# Multiple regression results help

For my first ever research paper I've run a hierarchal multiple linear regression with two predictors and one outcome variable, however I don't understand my results. I've found predictor A to be a significant predictor for my outcome variable alone. However, when both my predictors are in the model, predictor A is not a significant predictor, only predictor B is. How can this be if predictor A was significant in the first model? How does predictor B change how significant predictor A is?

Thank you!

regression coefficients reflect the simultaneous effects of multiple predictors. If the two predictors are inter-dependent (i.e. correlated) the results can differ from single input models.

The tests in multiple regression are "added last" tests. That means they test whether the model significantly improves after including the extra variable in a regression that contains all other predictors.

In your model with no predictors, adding A improves the model, so the test of A is significant in the model with only A.

In a model with A already in the model, adding B improves the model, so the test of B is significant in the model with A and B. But in a model with B already in the model, adding A doesn't improve the model, so the test of A is not significant in the model with A and B. B is doing all the work that A would do, so adding A doesn't improve the model beyond B.

As @IrishStat mentioned, this can occur when A and B are correlated (positively or negatively) with each other. It's a fairly common occurrence in regression modeling. The conclusion you might draw is that A predicts the outcome when B is not in the model (i.e., unavailable), but after including B, A doesn't do much more to predict the outcome. Unfortunately, without more information about the causal structure of your variables, there is little more interpretation available.

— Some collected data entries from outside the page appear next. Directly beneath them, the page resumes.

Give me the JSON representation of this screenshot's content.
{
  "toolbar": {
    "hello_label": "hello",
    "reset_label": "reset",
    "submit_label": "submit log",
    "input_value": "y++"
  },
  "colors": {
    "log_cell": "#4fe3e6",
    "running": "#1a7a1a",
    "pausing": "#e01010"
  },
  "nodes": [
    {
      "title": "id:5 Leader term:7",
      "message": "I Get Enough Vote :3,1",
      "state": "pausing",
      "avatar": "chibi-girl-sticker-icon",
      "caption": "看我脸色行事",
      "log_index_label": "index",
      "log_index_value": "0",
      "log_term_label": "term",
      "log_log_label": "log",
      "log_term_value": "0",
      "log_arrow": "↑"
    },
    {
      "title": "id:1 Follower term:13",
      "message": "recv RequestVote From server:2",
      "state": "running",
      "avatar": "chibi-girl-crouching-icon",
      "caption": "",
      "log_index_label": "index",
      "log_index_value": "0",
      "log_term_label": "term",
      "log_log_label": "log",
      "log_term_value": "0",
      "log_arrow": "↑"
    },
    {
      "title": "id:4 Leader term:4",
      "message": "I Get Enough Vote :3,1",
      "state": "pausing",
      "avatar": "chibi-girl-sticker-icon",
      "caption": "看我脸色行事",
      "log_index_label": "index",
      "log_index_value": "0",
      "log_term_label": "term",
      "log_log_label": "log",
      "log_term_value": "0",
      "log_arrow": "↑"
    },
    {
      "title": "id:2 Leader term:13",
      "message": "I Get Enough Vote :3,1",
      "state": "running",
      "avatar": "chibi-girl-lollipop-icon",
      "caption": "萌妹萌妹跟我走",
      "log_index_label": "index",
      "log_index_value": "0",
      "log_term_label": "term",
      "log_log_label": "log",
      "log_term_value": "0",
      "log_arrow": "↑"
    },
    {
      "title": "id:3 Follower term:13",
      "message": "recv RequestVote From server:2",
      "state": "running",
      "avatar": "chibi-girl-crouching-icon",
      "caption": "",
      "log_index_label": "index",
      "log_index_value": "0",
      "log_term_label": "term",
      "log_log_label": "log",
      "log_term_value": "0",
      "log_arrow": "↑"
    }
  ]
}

To expand a little on @Noah and @IrishStat's answers, in a multiple regression, coefficients for each independent variable/predictor are estimated to obtain the direct effect of each variable, using variation unique to that variable and the variable's correlation with the outcome variable, not using variation shared by predictors. (In technical terms, we are talking about variance and covariance of these variables.) The less unique variation there is, the less significant the estimate will become.

So why, in your example, did you end up with an insignificant predictor A when B was added, and not with a significant predictor A and insignificant predictor B? It is likely because the proportion of variance of predictor A that it has in common with predictor B is larger than the proportion of variance of predictor B that it has in common with predictor A.